Quando ebbero fatto un tratto di strada incontrarono due che andavano a piedi, uno spillo ed un ago.
Questi si misero a gridare
- Alt, alt;
dissero che si faceva buio e che non ce la facevano più a fare un passo e che era così sporco per strada.
Non potevano salire un po'?
Erano stati all'Osteria dei Sarti, proprio fuori porta e avevano fatto tardi davanti a un boccale di birra. Poiché era gente magra che non portava via posto, il galletto li lasciò salire entrambi, ma dovettero promettere a lui e alla sua gallinella di non pungere loro i piedi.
A tarda sera arrivarono a un'osteria e poiché non volevano proseguire di notte e l'anatra nonstava più bene in piedi e barcollava qua e là, pensarono d'entrare.
L'oste fece un mucchio di difficoltà, la sua casa era già piena zeppa, e poi fra sé pensava che non era davvero gente molto distinta, ma alla fine lo convinsero i bei discorsi: avrebbe avuto l'uovo che la gallinella aveva deposto lungo la via, e si sarebbe potuto tenere l'anatra che ogni giorno faceva un uovo bello grosso.
Così si convinse - potevano rimanere per la notte.
Si fecero servire a tavola, mangiarono e bevvero.
La mattina presto, quando appena albeggiava, e ancora tutti dormivano della grossa, il galletto svegliò la gallinella, prese l'uovo, lo aprì col becco e assieme se lo mangiarono e il guscio lo gettarono nel fuoco.
Poi andarono dall'ago che dormiva ancora, lo presero per la cruna e lo piantarono nel cuscino della poltrona dell'oste, infilarono lo spillo nel suo asciugamano e se ne scapparono per la piana come se niente fosse.

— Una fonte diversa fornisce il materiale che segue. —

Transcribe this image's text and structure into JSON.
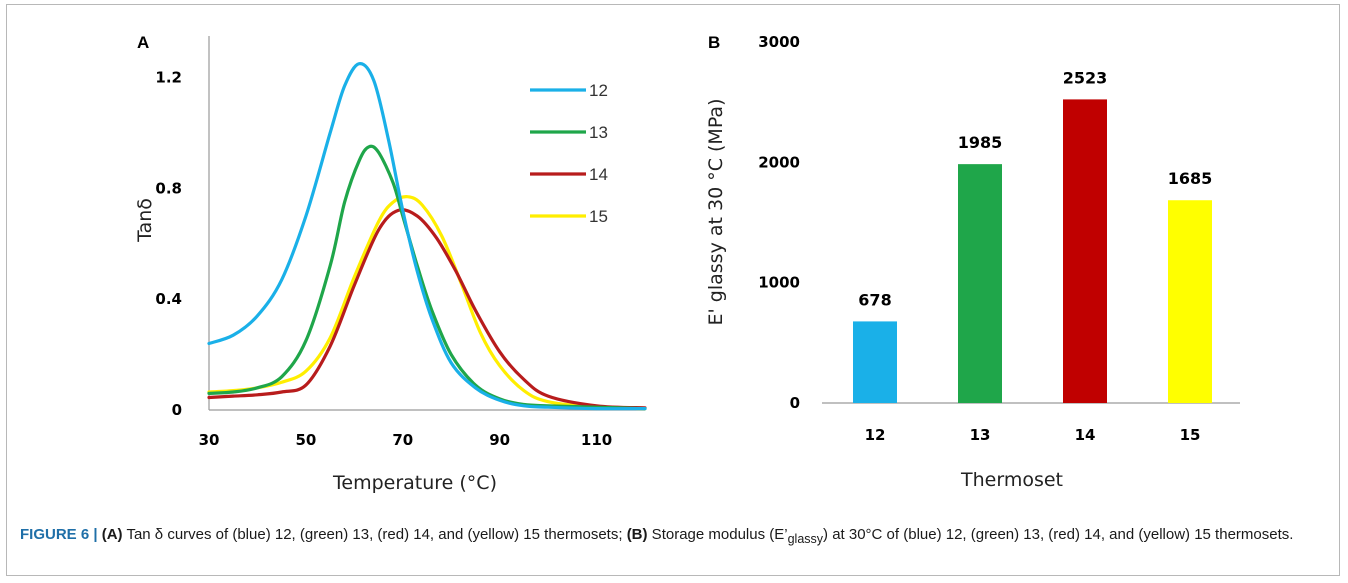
{
  "panels": {
    "a_letter": "A",
    "b_letter": "B"
  },
  "chart_data": [
    {
      "type": "line",
      "panel": "A",
      "xlabel": "Temperature (°C)",
      "ylabel": "Tanδ",
      "xlim": [
        30,
        120
      ],
      "ylim": [
        0,
        1.35
      ],
      "x_ticks": [
        30,
        50,
        70,
        90,
        110
      ],
      "y_ticks": [
        0,
        0.4,
        0.8,
        1.2
      ],
      "y_tick_labels": [
        "0",
        "0.4",
        "0.8",
        "1.2"
      ],
      "legend_position": "top-right",
      "series": [
        {
          "name": "12",
          "color": "#1ab0e8",
          "x": [
            30,
            35,
            40,
            45,
            50,
            55,
            58,
            61,
            64,
            67,
            70,
            73,
            76,
            80,
            85,
            90,
            95,
            100,
            110,
            120
          ],
          "y": [
            0.24,
            0.27,
            0.34,
            0.47,
            0.7,
            1.0,
            1.17,
            1.25,
            1.19,
            0.98,
            0.72,
            0.5,
            0.33,
            0.17,
            0.08,
            0.035,
            0.015,
            0.01,
            0.005,
            0.005
          ]
        },
        {
          "name": "13",
          "color": "#1fa64a",
          "x": [
            30,
            35,
            40,
            45,
            50,
            55,
            58,
            61,
            63,
            65,
            68,
            70,
            73,
            76,
            80,
            85,
            90,
            95,
            100,
            110,
            120
          ],
          "y": [
            0.06,
            0.065,
            0.08,
            0.12,
            0.25,
            0.52,
            0.75,
            0.9,
            0.95,
            0.93,
            0.82,
            0.7,
            0.52,
            0.36,
            0.2,
            0.09,
            0.04,
            0.02,
            0.015,
            0.01,
            0.005
          ]
        },
        {
          "name": "14",
          "color": "#b81c1c",
          "x": [
            30,
            35,
            40,
            45,
            50,
            55,
            60,
            65,
            69,
            73,
            77,
            81,
            85,
            90,
            95,
            100,
            110,
            120
          ],
          "y": [
            0.045,
            0.05,
            0.055,
            0.065,
            0.09,
            0.23,
            0.45,
            0.65,
            0.72,
            0.7,
            0.62,
            0.5,
            0.36,
            0.21,
            0.11,
            0.05,
            0.015,
            0.008
          ]
        },
        {
          "name": "15",
          "color": "#ffee00",
          "x": [
            30,
            35,
            40,
            45,
            50,
            55,
            60,
            65,
            68,
            71,
            74,
            78,
            82,
            86,
            90,
            95,
            100,
            110,
            120
          ],
          "y": [
            0.065,
            0.07,
            0.08,
            0.1,
            0.14,
            0.26,
            0.48,
            0.68,
            0.75,
            0.77,
            0.74,
            0.63,
            0.46,
            0.28,
            0.16,
            0.07,
            0.03,
            0.01,
            0.005
          ]
        }
      ]
    },
    {
      "type": "bar",
      "panel": "B",
      "xlabel": "Thermoset",
      "ylabel": "E' glassy at 30 °C (MPa)",
      "ylim": [
        0,
        3000
      ],
      "y_ticks": [
        0,
        1000,
        2000,
        3000
      ],
      "categories": [
        "12",
        "13",
        "14",
        "15"
      ],
      "values": [
        678,
        1985,
        2523,
        1685
      ],
      "data_labels": [
        "678",
        "1985",
        "2523",
        "1685"
      ],
      "colors": [
        "#1ab0e8",
        "#1fa64a",
        "#c00000",
        "#ffff00"
      ]
    }
  ],
  "caption": {
    "figure_label": "FIGURE 6 |",
    "a_marker": "(A)",
    "a_text": " Tan δ curves of (blue) 12, (green) 13, (red) 14, and (yellow) 15 thermosets; ",
    "b_marker": "(B)",
    "b_text_1": " Storage modulus (E’",
    "b_subscript": "glassy",
    "b_text_2": ") at 30°C of (blue) 12, (green) 13, (red) 14, and (yellow) 15 thermosets."
  }
}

L'anatra che dormiva volentieri all'aria aperta e che era rimasta nel cortile, li sentì frullare via, si fece coraggio e trovò un ruscello, nel quale si mise a nuotare e andava più veloce che davanti al carretto.

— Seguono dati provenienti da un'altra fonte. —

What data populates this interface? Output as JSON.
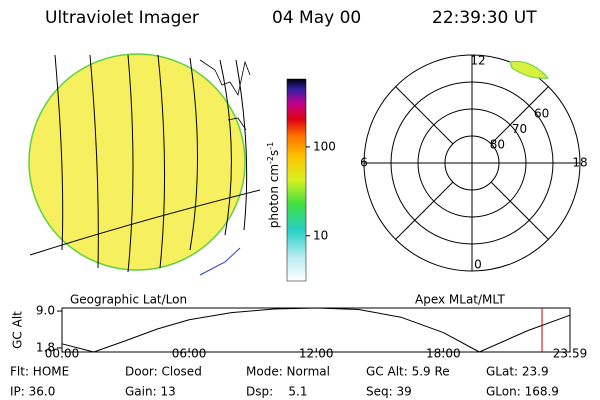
{
  "header": {
    "title": "Ultraviolet Imager",
    "date": "04 May 00",
    "time": "22:39:30 UT"
  },
  "colorbar": {
    "unit": {
      "base": "photon cm",
      "exp1": "-2",
      "mid": "s",
      "exp2": "-1"
    },
    "log": true,
    "clim": [
      3.1,
      580
    ],
    "ticks": [
      100,
      10
    ]
  },
  "polar": {
    "rlim": [
      90,
      50
    ],
    "mlat_labels": [
      80,
      70,
      60
    ],
    "mlt_labels": [
      12,
      18,
      6,
      0
    ]
  },
  "map_labels": {
    "left": "Geographic Lat/Lon",
    "right": "Apex MLat/MLT"
  },
  "altitude": {
    "label": "GC Alt",
    "x": [
      0,
      1.5,
      3,
      4.5,
      6,
      8,
      10,
      12,
      14,
      16,
      18,
      19.7,
      22,
      23.98
    ],
    "values": [
      2.6,
      1.0,
      3.2,
      5.5,
      7.3,
      8.7,
      9.4,
      9.6,
      9.3,
      7.8,
      4.8,
      1.0,
      5.2,
      8.2
    ],
    "xlim": [
      0,
      23.98
    ],
    "xticks": [
      {
        "value": 0,
        "label": "00:00"
      },
      {
        "value": 6,
        "label": "06:00"
      },
      {
        "value": 12,
        "label": "12:00"
      },
      {
        "value": 18,
        "label": "18:00"
      },
      {
        "value": 23.98,
        "label": "23:59"
      }
    ],
    "ylim": [
      1.0,
      9.6
    ],
    "yticks": [
      {
        "value": 9.0,
        "label": "9.0"
      },
      {
        "value": 1.8,
        "label": "1.8"
      }
    ],
    "marker": 22.66,
    "marker_color": "#c00000"
  },
  "status": [
    [
      "Flt: HOME",
      "Door: Closed",
      "Mode: Normal",
      "GC Alt: 5.9 Re",
      "GLat: 23.9"
    ],
    [
      "IP: 36.0",
      "Gain: 13",
      "Dsp:    5.1",
      "Seq: 39",
      "GLon: 168.9"
    ]
  ]
}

Un paio d'ore più tardi l'oste uscì dal letto, si lavò e volle asciugarsi con l'asciugamano, allora lo spillo lo graffiò in faccia da un'orecchia all'altra, poi andò in cucina e volle accendersi la pipa, ma quando giunse al fuoco, i due gusci d'uovo gli saltarono negli occhi.
”Oggi tutti se la prendono con la mia testa”,
pensò e si sedette tutto arrabbiato nella poltrona di suo nonno.

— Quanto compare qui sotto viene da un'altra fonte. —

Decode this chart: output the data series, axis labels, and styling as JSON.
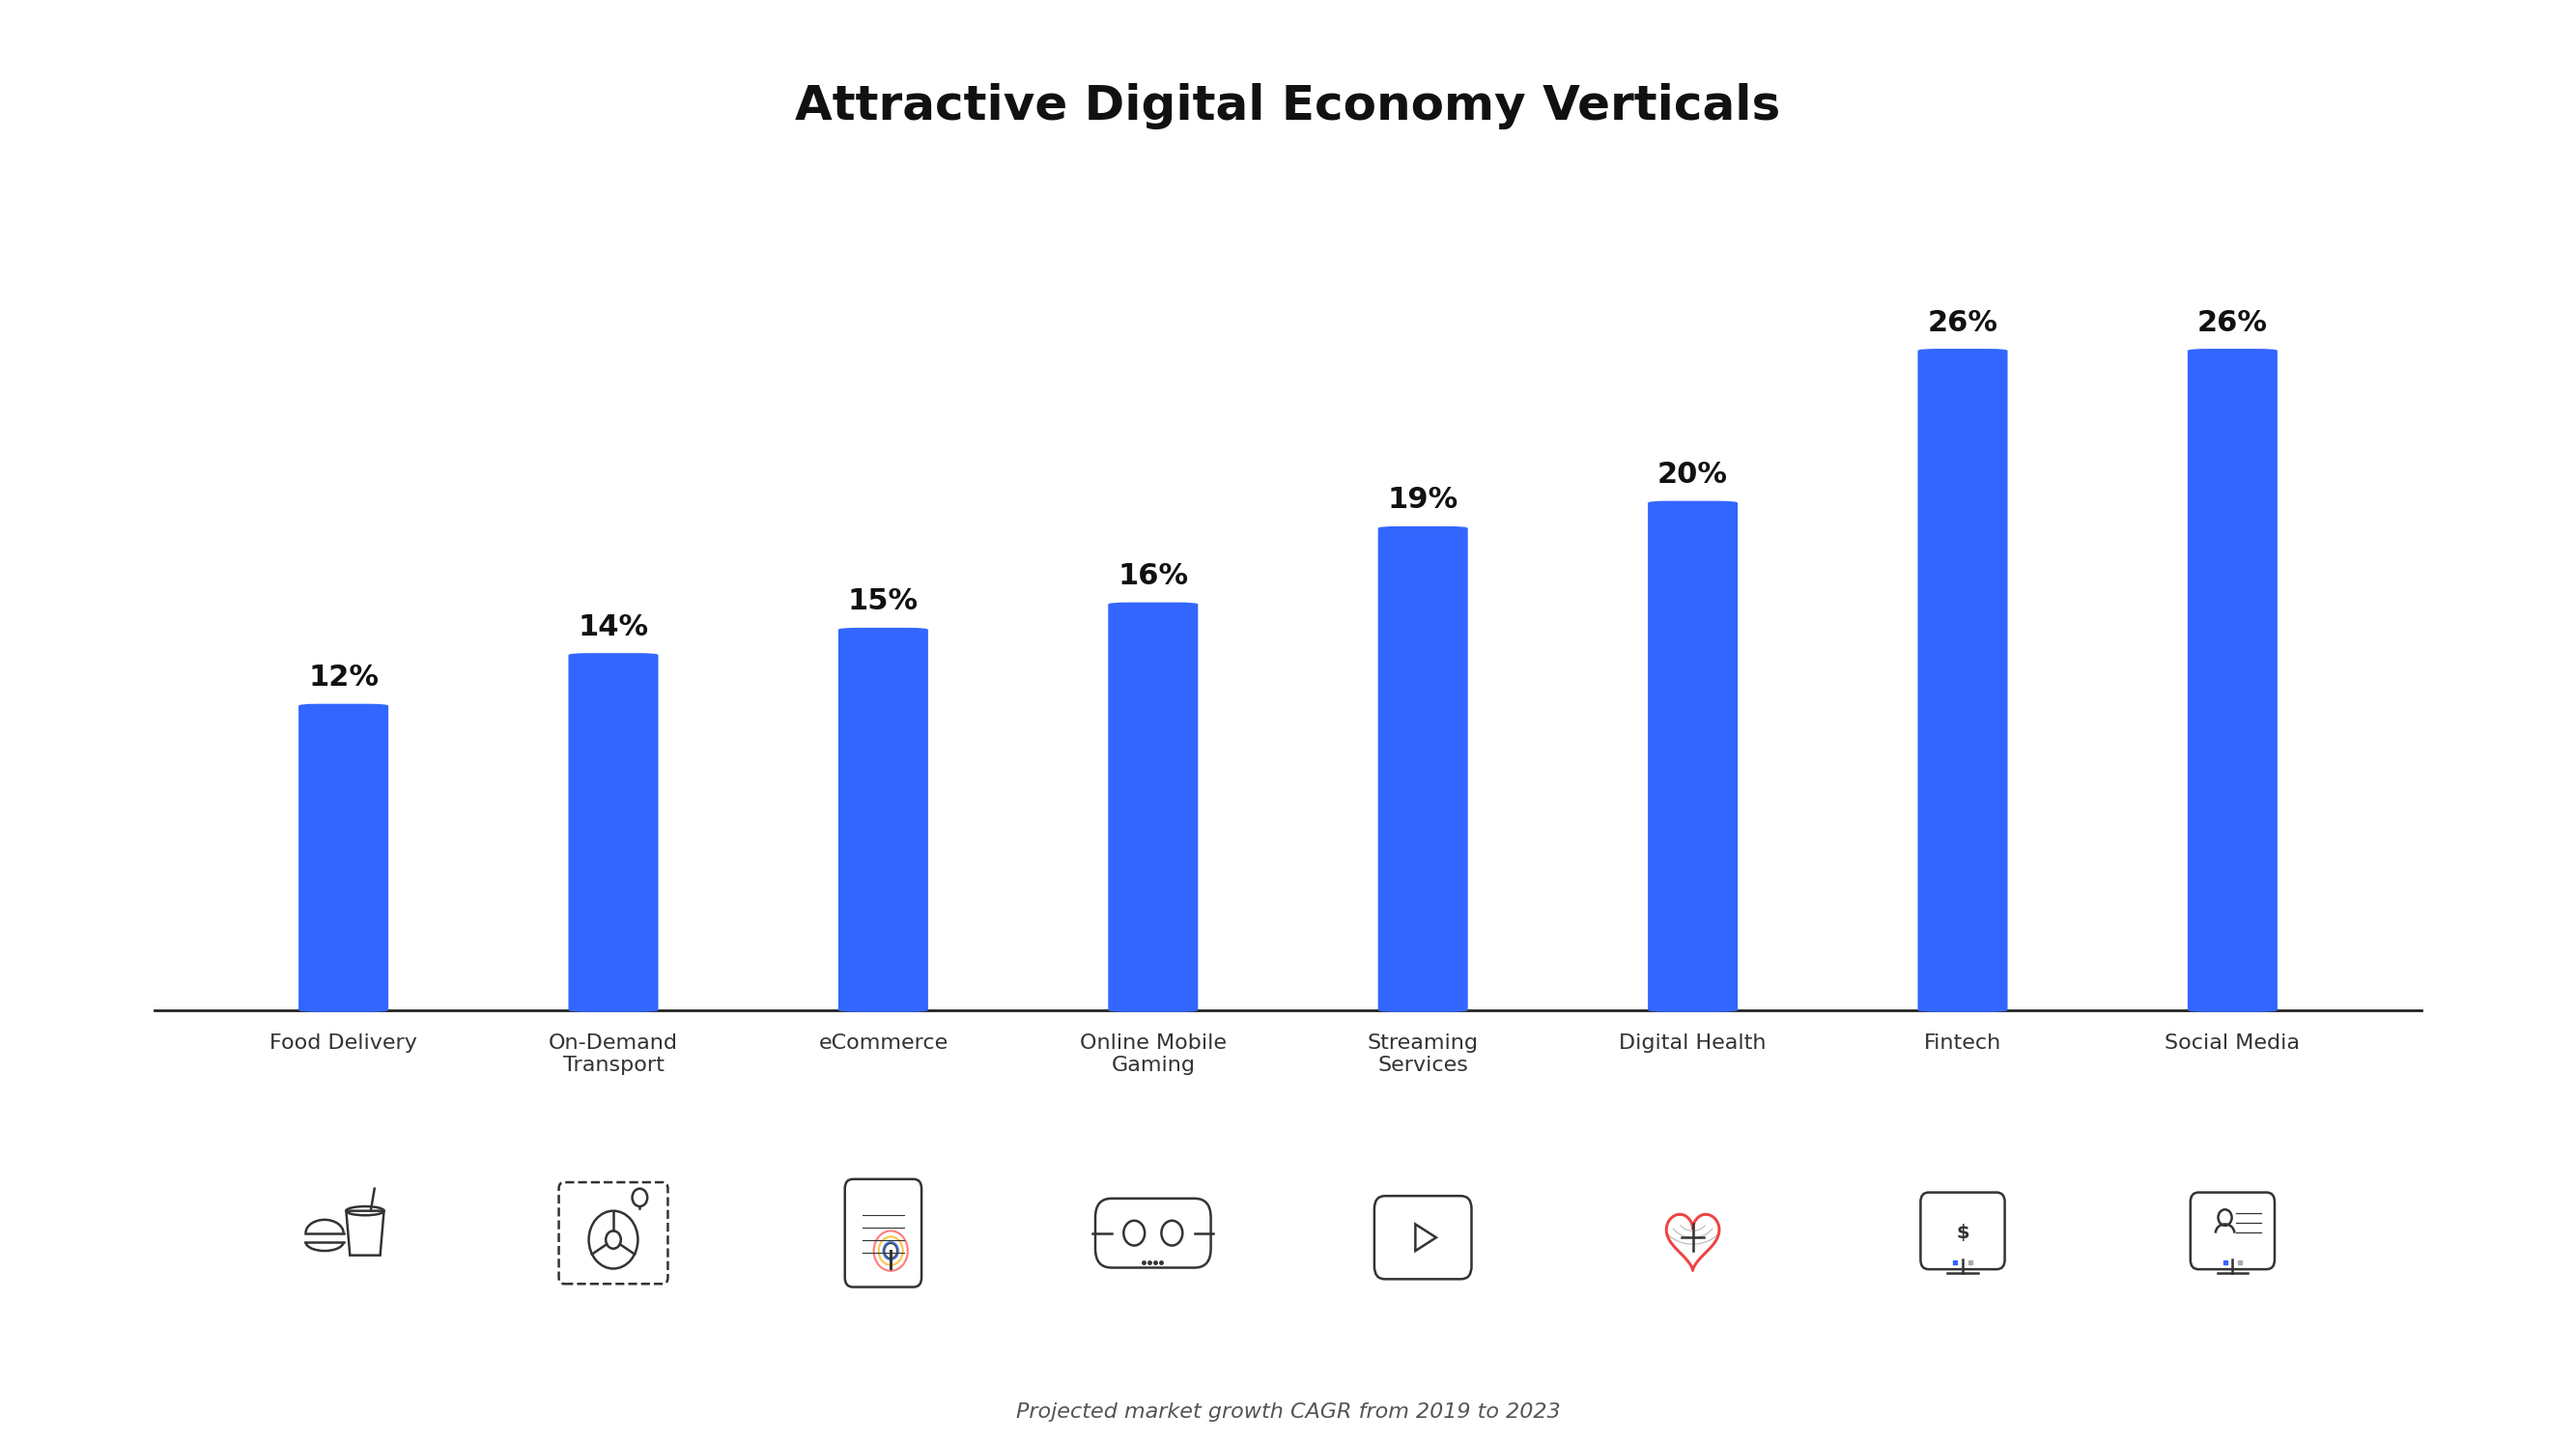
{
  "title": "Attractive Digital Economy Verticals",
  "subtitle": "Projected market growth CAGR from 2019 to 2023",
  "categories": [
    "Food Delivery",
    "On-Demand\nTransport",
    "eCommerce",
    "Online Mobile\nGaming",
    "Streaming\nServices",
    "Digital Health",
    "Fintech",
    "Social Media"
  ],
  "values": [
    12,
    14,
    15,
    16,
    19,
    20,
    26,
    26
  ],
  "labels": [
    "12%",
    "14%",
    "15%",
    "16%",
    "19%",
    "20%",
    "26%",
    "26%"
  ],
  "bar_color": "#3366FF",
  "background_color": "#FFFFFF",
  "title_fontsize": 36,
  "subtitle_fontsize": 16,
  "label_fontsize": 22,
  "category_fontsize": 16,
  "bar_width": 0.18,
  "ylim": [
    0,
    33
  ],
  "title_color": "#111111",
  "label_color": "#111111",
  "category_color": "#333333",
  "subtitle_color": "#555555"
}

Ma subito balzò su e gridò
- Che male:
infatti l'ago lo aveva punto ancor peggio e non proprio sulla testa.
Ora era proprio furioso e cominciò a sospettare dei suoi ospiti che erano arrivati la sera prima sul tardi.
Andò a cercarli, ma se n'erano andati.
Allora giurò di non ospitare più gentaglia che mangia molto e non paga e, per giunta, ti lascia dei brutti scherzi come regalo.